Aren’t you glad you paid for his trip?
Zinke actually used the plane all week long. He flew from Washington, D.C. to Norway, then to Greenland and on to Alaska for the fundraiser.
The Department of the Interior paid for the flight, which included three of Zinke’s staff members and his wife, Lola. However, Interior says that Lola reimbursed the department for the cost of her seat.
But this time, the money isn’t the issue. If Zinke was in Alaska to participate in the fundraiser, and it certainly looks like that’s what is happening here, he is in violation of the Hatch Act.
The act is very clear, and it bans most executive officials from engaging in politics such as this while serving in office. In other words, it’s against the law for Zinke to attend a Republican fundraiser.
This is not the first time Zinke has been involved in politics since assuming his Cabinet position. In March, a lawsuit accused him of posing for photos in return for donations to the Republican Party.
At that time, former Director of the Office of Government Ethics Walter Shaub called for a federal investigation of Zinke’s activities.
The same month, Zinke went to a Montana ski resort to attend a fundraiser for Sen. Steve Daines (R-MT).
American Oversight has filed a new lawsuit against Zinke for his private plane usage. The Office of the Inspector General is reviewing the lawsuit even now.

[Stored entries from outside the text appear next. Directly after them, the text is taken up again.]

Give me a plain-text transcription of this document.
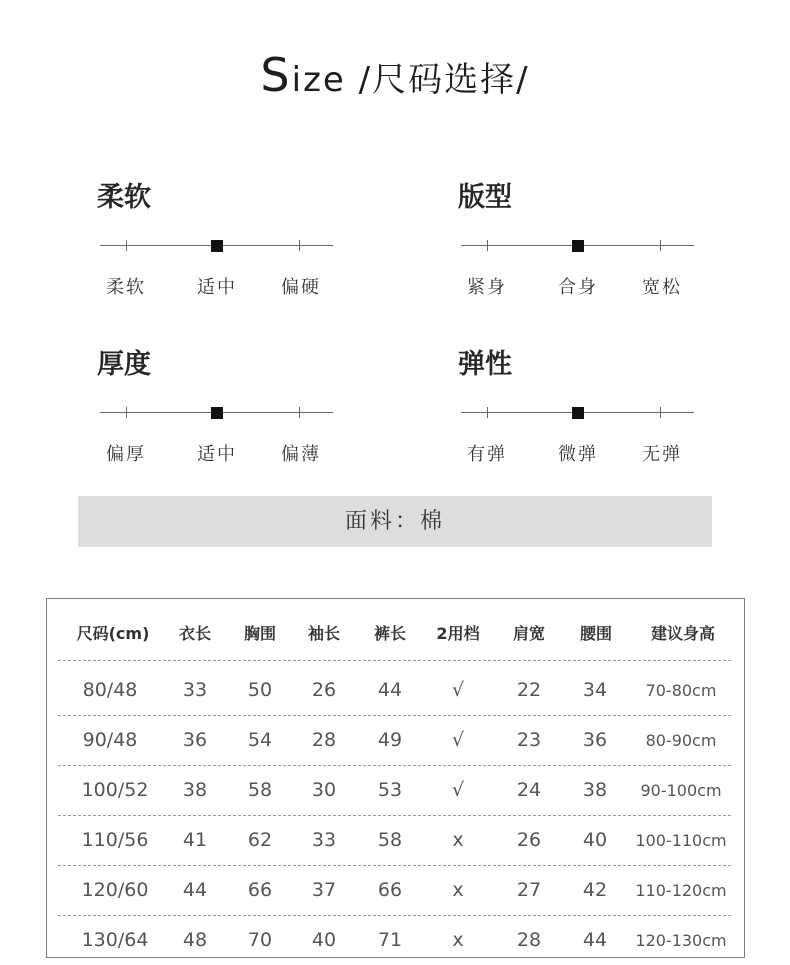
Size /尺码选择/
柔软
柔软	适中 偏硬
版型
紧身	合身 宽松
厚度
偏厚	适中 偏薄
弹性
有弹	微弹 无弹
面料：棉
尺码(cm) 衣长 胸围 袖长 裤长 2用档 肩宽 腰围 建议身高
80/48 33 50 26 44	√	22 34 70-80cm
90/48 36 54 28 49	√	23 36 80-90cm
100/52 38 58 30 53	√	24 38 90-100cm
110/56 41 62 33 58	x	26 40 100-110cm
120/60 44 66 37 66	x	27 42 110-120cm
130/64 48 70 40 71	x	28 44 120-130cm
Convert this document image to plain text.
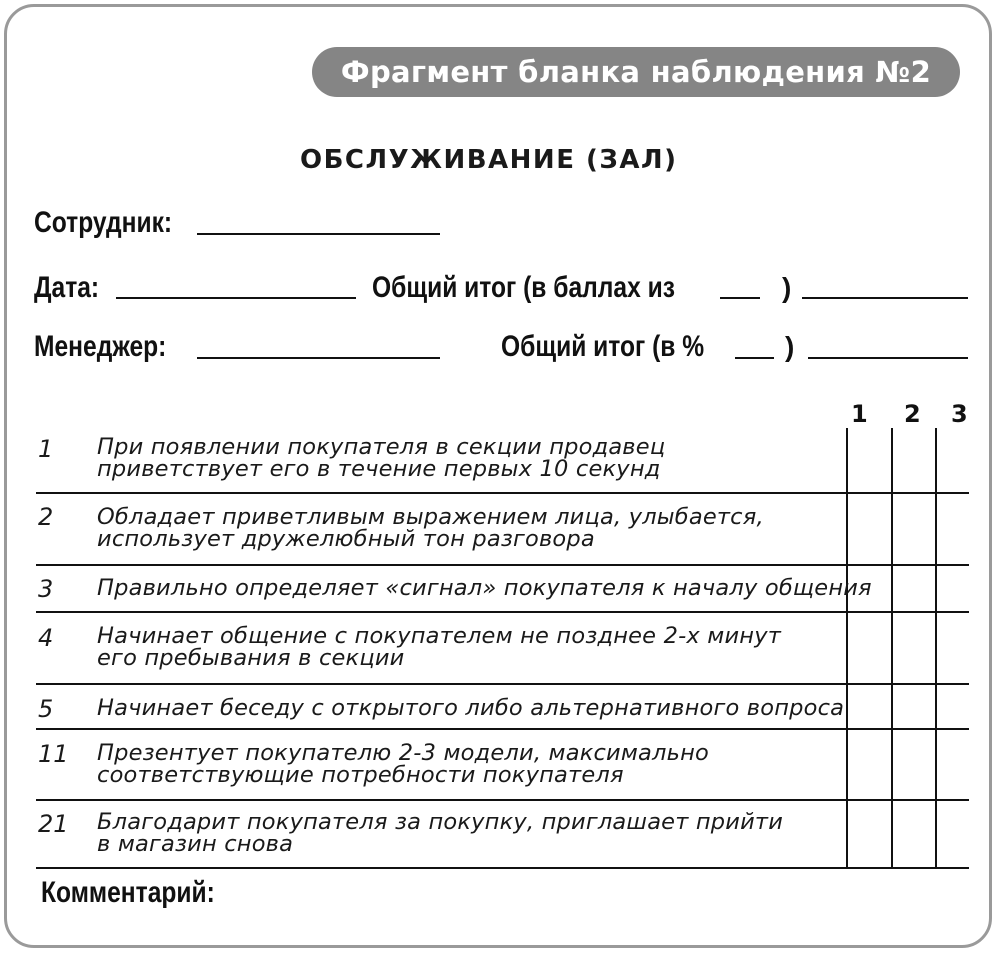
Фрагмент бланка наблюдения №2
ОБСЛУЖИВАНИЕ (ЗАЛ)
Сотрудник:
Дата:	Общий итог (в баллах из	)
Менеджер:	Общий итог (в %	)
1 2 3
1 При появлении покупателя в секции продавец
приветствует его в течение первых 10 секунд
2 Обладает приветливым выражением лица, улыбается,
использует дружелюбный тон разговора
3 Правильно определяет «сигнал» покупателя к началу общения
4 Начинает общение с покупателем не позднее 2-х минут
его пребывания в секции
5 Начинает беседу с открытого либо альтернативного вопроса
11 Презентует покупателю 2-3 модели, максимально
соответствующие потребности покупателя
21 Благодарит покупателя за покупку, приглашает прийти
в магазин снова
Комментарий:
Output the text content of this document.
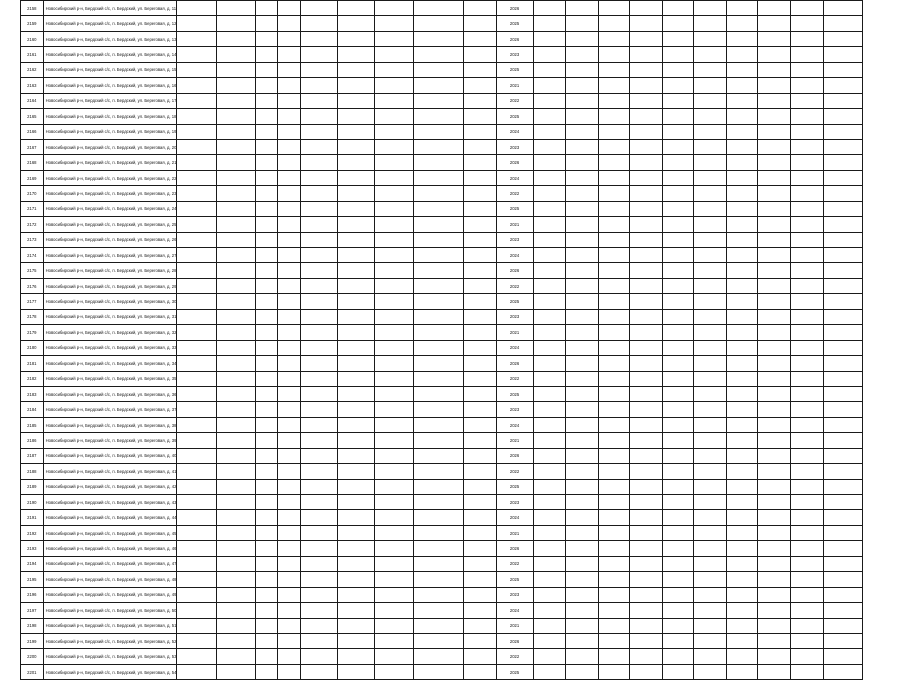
2158	Новосибирский р-н, Бердский с/с, п. Бердский, ул. Береговая, д. 11										2026										
2159	Новосибирский р-н, Бердский с/с, п. Бердский, ул. Береговая, д. 12										2025										
2160	Новосибирский р-н, Бердский с/с, п. Бердский, ул. Береговая, д. 13										2026										
2161	Новосибирский р-н, Бердский с/с, п. Бердский, ул. Береговая, д. 14										2023										
2162	Новосибирский р-н, Бердский с/с, п. Бердский, ул. Береговая, д. 15										2025										
2163	Новосибирский р-н, Бердский с/с, п. Бердский, ул. Береговая, д. 16										2021										
2164	Новосибирский р-н, Бердский с/с, п. Бердский, ул. Береговая, д. 17										2022										
2165	Новосибирский р-н, Бердский с/с, п. Бердский, ул. Береговая, д. 18										2025										
2166	Новосибирский р-н, Бердский с/с, п. Бердский, ул. Береговая, д. 19										2024										
2167	Новосибирский р-н, Бердский с/с, п. Бердский, ул. Береговая, д. 20										2023										
2168	Новосибирский р-н, Бердский с/с, п. Бердский, ул. Береговая, д. 21										2026										
2169	Новосибирский р-н, Бердский с/с, п. Бердский, ул. Береговая, д. 22										2024										
2170	Новосибирский р-н, Бердский с/с, п. Бердский, ул. Береговая, д. 23										2022										
2171	Новосибирский р-н, Бердский с/с, п. Бердский, ул. Береговая, д. 24										2025										
2172	Новосибирский р-н, Бердский с/с, п. Бердский, ул. Береговая, д. 25										2021										
2173	Новосибирский р-н, Бердский с/с, п. Бердский, ул. Береговая, д. 26										2023										
2174	Новосибирский р-н, Бердский с/с, п. Бердский, ул. Береговая, д. 27										2024										
2175	Новосибирский р-н, Бердский с/с, п. Бердский, ул. Береговая, д. 28										2026										
2176	Новосибирский р-н, Бердский с/с, п. Бердский, ул. Береговая, д. 29										2022										
2177	Новосибирский р-н, Бердский с/с, п. Бердский, ул. Береговая, д. 30										2025										
2178	Новосибирский р-н, Бердский с/с, п. Бердский, ул. Береговая, д. 31										2023										
2179	Новосибирский р-н, Бердский с/с, п. Бердский, ул. Береговая, д. 32										2021										
2180	Новосибирский р-н, Бердский с/с, п. Бердский, ул. Береговая, д. 33										2024										
2181	Новосибирский р-н, Бердский с/с, п. Бердский, ул. Береговая, д. 34										2026										
2182	Новосибирский р-н, Бердский с/с, п. Бердский, ул. Береговая, д. 35										2022										
2183	Новосибирский р-н, Бердский с/с, п. Бердский, ул. Береговая, д. 36										2025										
2184	Новосибирский р-н, Бердский с/с, п. Бердский, ул. Береговая, д. 37										2023										
2185	Новосибирский р-н, Бердский с/с, п. Бердский, ул. Береговая, д. 38										2024										
2186	Новосибирский р-н, Бердский с/с, п. Бердский, ул. Береговая, д. 39										2021										
2187	Новосибирский р-н, Бердский с/с, п. Бердский, ул. Береговая, д. 40										2026										
2188	Новосибирский р-н, Бердский с/с, п. Бердский, ул. Береговая, д. 41										2022										
2189	Новосибирский р-н, Бердский с/с, п. Бердский, ул. Береговая, д. 42										2025										
2190	Новосибирский р-н, Бердский с/с, п. Бердский, ул. Береговая, д. 43										2023										
2191	Новосибирский р-н, Бердский с/с, п. Бердский, ул. Береговая, д. 44										2024										
2192	Новосибирский р-н, Бердский с/с, п. Бердский, ул. Береговая, д. 45										2021										
2193	Новосибирский р-н, Бердский с/с, п. Бердский, ул. Береговая, д. 46										2026										
2194	Новосибирский р-н, Бердский с/с, п. Бердский, ул. Береговая, д. 47										2022										
2195	Новосибирский р-н, Бердский с/с, п. Бердский, ул. Береговая, д. 48										2025										
2196	Новосибирский р-н, Бердский с/с, п. Бердский, ул. Береговая, д. 49										2023										
2197	Новосибирский р-н, Бердский с/с, п. Бердский, ул. Береговая, д. 50										2024										
2198	Новосибирский р-н, Бердский с/с, п. Бердский, ул. Береговая, д. 51										2021										
2199	Новосибирский р-н, Бердский с/с, п. Бердский, ул. Береговая, д. 52										2026										
2200	Новосибирский р-н, Бердский с/с, п. Бердский, ул. Береговая, д. 53										2022										
2201	Новосибирский р-н, Бердский с/с, п. Бердский, ул. Береговая, д. 54										2025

Health and Human Services Secretary Tom Price has already resigned due to the unfolding Billionaire Air scandal.
Energy Secretary Rick Perry has also been implicated in the scandal and his use of private jets has also been called into question.
Prior to being appointed as the Secretary of the Interior, Zinke was a member of the Montana Senate and later served in the U.S. House of Representatives.
Zinke is also a former Navy SEAL, and should know better than to misuse taxpayer funds to jet around the country attending Republican fundraisers when his very position prevents him from doing such.
The Hatch Act specifically prevents executive branch employees from engaging in politics. This prevents conflict of interest and government corruption.
It also prevents the misuse of taxpayer funds, such as using military or private jets to attend fancy dinners in Alaska in order to raise funds for a politician.
Only the president and vice president are exempt from the Hatch Act. The Secretary of the Interior, however, is not. In fact, the entire Cabinet is subject to the Hatch Act.
That includes Ryan Zinke and Rick Perry—and Tom Price as well.